Income before taxes and income tax provision
Income before taxes reflected the operating income pattern with growth after 2017. The income tax provision decreased sharply in 2017, then remained relatively stable, which might indicate tax planning strategies or changes in tax legislation affecting effective tax rates.
Income from continuing operations and net income
Income from continuing operations declined in 2017 but recovered robustly in following years.

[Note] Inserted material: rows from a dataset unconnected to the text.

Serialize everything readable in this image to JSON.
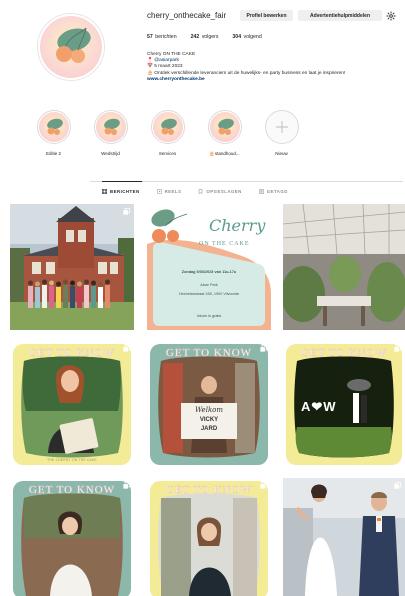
{
  "profile": {
    "username": "cherry_onthecake_fair",
    "edit_button": "Profiel bewerken",
    "ads_button": "Advertentiehulpmiddelen",
    "settings_icon": "gear-icon"
  },
  "stats": {
    "posts_count": "57",
    "posts_label": "berichten",
    "followers_count": "242",
    "followers_label": "volgers",
    "following_count": "304",
    "following_label": "volgend"
  },
  "bio": {
    "name": "Cherry ON THE CAKE",
    "line1": "📍 @asiarpark",
    "line2": "📅 5 maart 2023",
    "line3": "🎂 Ontdek verschillende leveranciers uit de huwelijks- en party business en laat je inspireren!",
    "website": "www.cherryonthecake.be"
  },
  "highlights": [
    {
      "label": "Editie 2"
    },
    {
      "label": "Wedstrijd"
    },
    {
      "label": "Services"
    },
    {
      "label": "🎂standhoud..."
    },
    {
      "label": "Nieuw"
    }
  ],
  "tabs": [
    {
      "label": "BERICHTEN",
      "icon": "grid-icon",
      "active": true
    },
    {
      "label": "REELS",
      "icon": "reels-icon",
      "active": false
    },
    {
      "label": "OPGESLAGEN",
      "icon": "bookmark-icon",
      "active": false
    },
    {
      "label": "GETAGD",
      "icon": "tag-icon",
      "active": false
    }
  ],
  "posts": {
    "invite": {
      "cherry": "Cherry",
      "on_the_cake": "ON THE CAKE",
      "date_line": "Zondag 5/03/2023 van 11u-17u",
      "venue": "Asiar Park",
      "address": "Hechelanstraat 155, 1900 Vilvoorde",
      "cta": "Inkom is gratis"
    },
    "gtk_title": "GET TO KNOW",
    "gtk_footer": "THE CHERRY ON THE CAKE",
    "welcome_sign": {
      "line1": "Welkom",
      "line2": "VICKY",
      "line3": "JARD"
    },
    "light_letters": "A❤W"
  },
  "colors": {
    "yellow": "#f3eb95",
    "teal": "#8cb8ab",
    "link": "#00376b",
    "peach": "#f4b896"
  }
}
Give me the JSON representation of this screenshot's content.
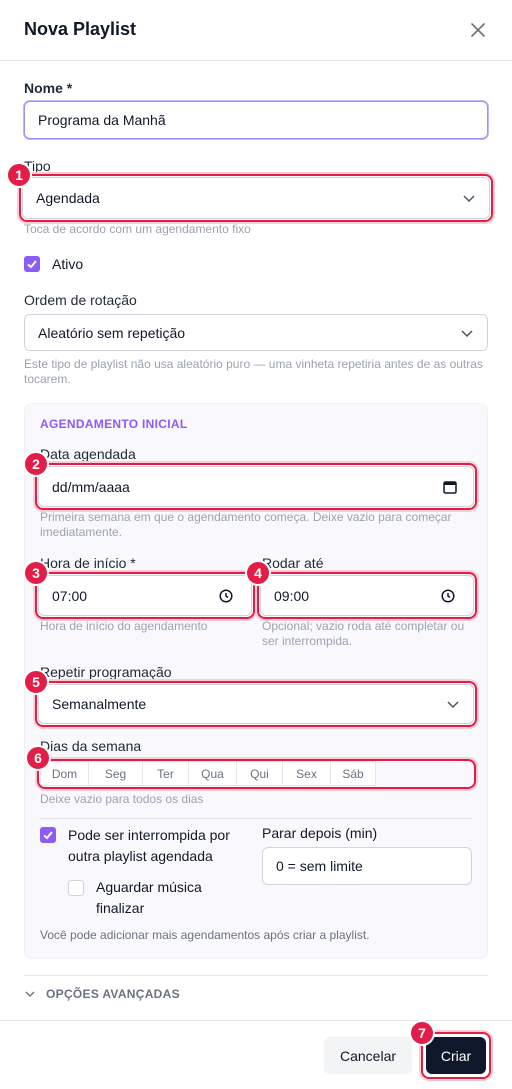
{
  "dialog": {
    "title": "Nova Playlist"
  },
  "name": {
    "label": "Nome *",
    "value": "Programa da Manhã"
  },
  "type": {
    "label": "Tipo",
    "value": "Agendada",
    "help": "Toca de acordo com um agendamento fixo"
  },
  "active": {
    "label": "Ativo",
    "checked": true
  },
  "rotation": {
    "label": "Ordem de rotação",
    "value": "Aleatório sem repetição",
    "help": "Este tipo de playlist não usa aleatório puro — uma vinheta repetiria antes de as outras tocarem."
  },
  "schedule": {
    "section_title": "AGENDAMENTO INICIAL",
    "date_label": "Data agendada",
    "date_value": "dd/mm/aaaa",
    "date_help": "Primeira semana em que o agendamento começa. Deixe vazio para começar imediatamente.",
    "start_label": "Hora de início *",
    "start_value": "07:00",
    "start_help": "Hora de início do agendamento",
    "until_label": "Rodar até",
    "until_value": "09:00",
    "until_help": "Opcional; vazio roda até completar ou ser interrompida.",
    "repeat_label": "Repetir programação",
    "repeat_value": "Semanalmente",
    "weekdays_label": "Dias da semana",
    "weekdays": [
      "Dom",
      "Seg",
      "Ter",
      "Qua",
      "Qui",
      "Sex",
      "Sáb"
    ],
    "weekdays_help": "Deixe vazio para todos os dias",
    "interruptible_label": "Pode ser interrompida por outra playlist agendada",
    "interruptible_checked": true,
    "wait_label": "Aguardar música finalizar",
    "wait_checked": false,
    "stop_after_label": "Parar depois (min)",
    "stop_after_placeholder": "0 = sem limite",
    "note": "Você pode adicionar mais agendamentos após criar a playlist."
  },
  "advanced": {
    "label": "OPÇÕES AVANÇADAS"
  },
  "footer": {
    "cancel_label": "Cancelar",
    "create_label": "Criar"
  },
  "highlights": [
    "1",
    "2",
    "3",
    "4",
    "5",
    "6",
    "7"
  ],
  "colors": {
    "accent": "#8b5cf6",
    "highlight": "#e11d48",
    "primary_button": "#0f172a"
  }
}
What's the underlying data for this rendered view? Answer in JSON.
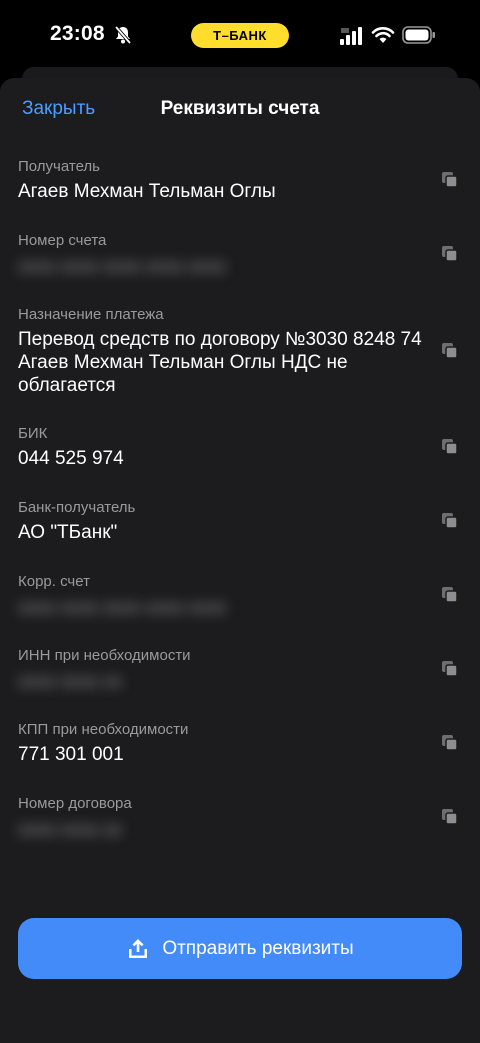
{
  "status_bar": {
    "time": "23:08",
    "bank_badge": "Т–БАНК"
  },
  "colors": {
    "accent_blue": "#4a9eff",
    "button_blue": "#428bf9",
    "badge_yellow": "#ffdd2d",
    "sheet_background": "#1c1c1e",
    "label_gray": "#9a9a9e"
  },
  "header": {
    "close_label": "Закрыть",
    "title": "Реквизиты счета"
  },
  "fields": [
    {
      "label": "Получатель",
      "value": "Агаев Мехман Тельман Оглы",
      "hidden": false
    },
    {
      "label": "Номер счета",
      "value": "0000 0000 0000 0000 0000",
      "hidden": true
    },
    {
      "label": "Назначение платежа",
      "value": "Перевод средств по договору №3030 8248 74 Агаев Мехман Тельман Оглы НДС не облагается",
      "hidden": false
    },
    {
      "label": "БИК",
      "value": "044 525 974",
      "hidden": false
    },
    {
      "label": "Банк-получатель",
      "value": "АО \"ТБанк\"",
      "hidden": false
    },
    {
      "label": "Корр. счет",
      "value": "0000 0000 0000 0000 0000",
      "hidden": true
    },
    {
      "label": "ИНН при необходимости",
      "value": "0000 0000 00",
      "hidden": true
    },
    {
      "label": "КПП при необходимости",
      "value": "771 301 001",
      "hidden": false
    },
    {
      "label": "Номер договора",
      "value": "0000 0000 00",
      "hidden": true
    }
  ],
  "icons": {
    "copy": "copy-icon",
    "share": "share-upload-icon",
    "bell": "bell-slash-icon"
  },
  "send_button": {
    "label": "Отправить реквизиты"
  }
}
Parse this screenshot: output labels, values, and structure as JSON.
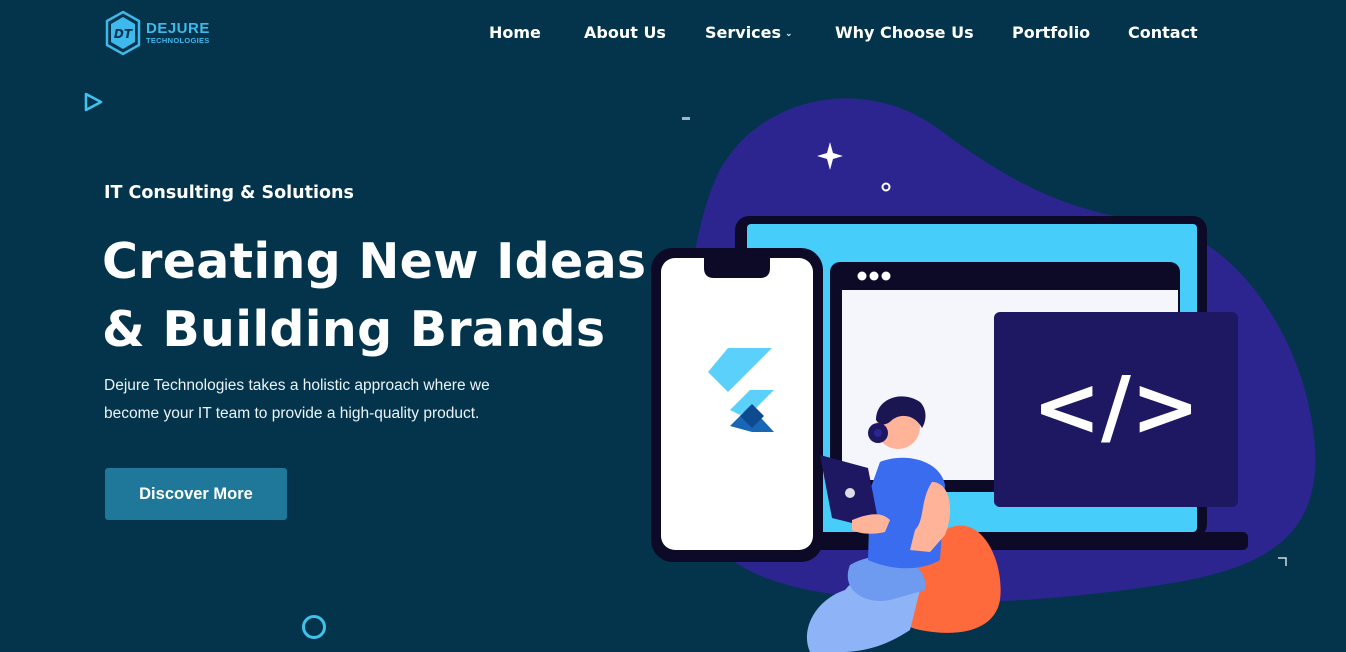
{
  "brand": {
    "name": "DEJURE",
    "subtitle": "TECHNOLOGIES",
    "mark_letters": "DT",
    "accent_color": "#3fb8ec"
  },
  "nav": {
    "items": [
      {
        "label": "Home",
        "has_dropdown": false
      },
      {
        "label": "About Us",
        "has_dropdown": false
      },
      {
        "label": "Services",
        "has_dropdown": true
      },
      {
        "label": "Why Choose Us",
        "has_dropdown": false
      },
      {
        "label": "Portfolio",
        "has_dropdown": false
      },
      {
        "label": "Contact",
        "has_dropdown": false
      }
    ],
    "dropdown_glyph": "⌄"
  },
  "hero": {
    "eyebrow": "IT Consulting & Solutions",
    "headline_line1": "Creating New Ideas",
    "headline_line2": "& Building Brands",
    "description_line1": "Dejure Technologies takes a holistic approach where we",
    "description_line2": "become your IT team to provide a high-quality product.",
    "cta_label": "Discover More"
  },
  "illustration": {
    "code_symbol": "</>",
    "icons": [
      "flutter-logo-icon",
      "code-brackets-icon",
      "gear-icon",
      "sparkle-icon",
      "laptop-icon"
    ]
  },
  "colors": {
    "background": "#03344c",
    "blob": "#2c2590",
    "screen_cyan": "#47cdf9",
    "dark_panel": "#1e1762",
    "button": "#1f7799",
    "orange": "#ff6a3d"
  }
}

Net income showed considerable volatility with a major loss from discontinued operations in 2016 and an unusually high gain in 2017, which greatly affected net income volatility during these years. Excluding discontinued operations, net income attributable to the company displayed steady recovery and growth after 2017.
Net income attributable to noncontrolling interests and Air Products
Net income attributable to noncontrolling interests consistently represented a small negative amount relative to overall net income, implying minimal impact on consolidating entity earnings. Correspondingly, net income attributable to Air Products displayed trends similar to overall net income, confirming majority ownership control over earnings.

In summary, the data indicates a period of initial decline in sales and profitability until 2017, followed by a phase of recovery and stabilization. The company appears to have managed cost structures effectively despite fluctuating revenues and one-time charges. Improvements in equity affiliates’ income and operational efficiency contributed positively to earnings, while net income was influenced by significant discontinued operation events. Overall, the financial position demonstrates resilience with increasing profitability in later years of the period analyzed.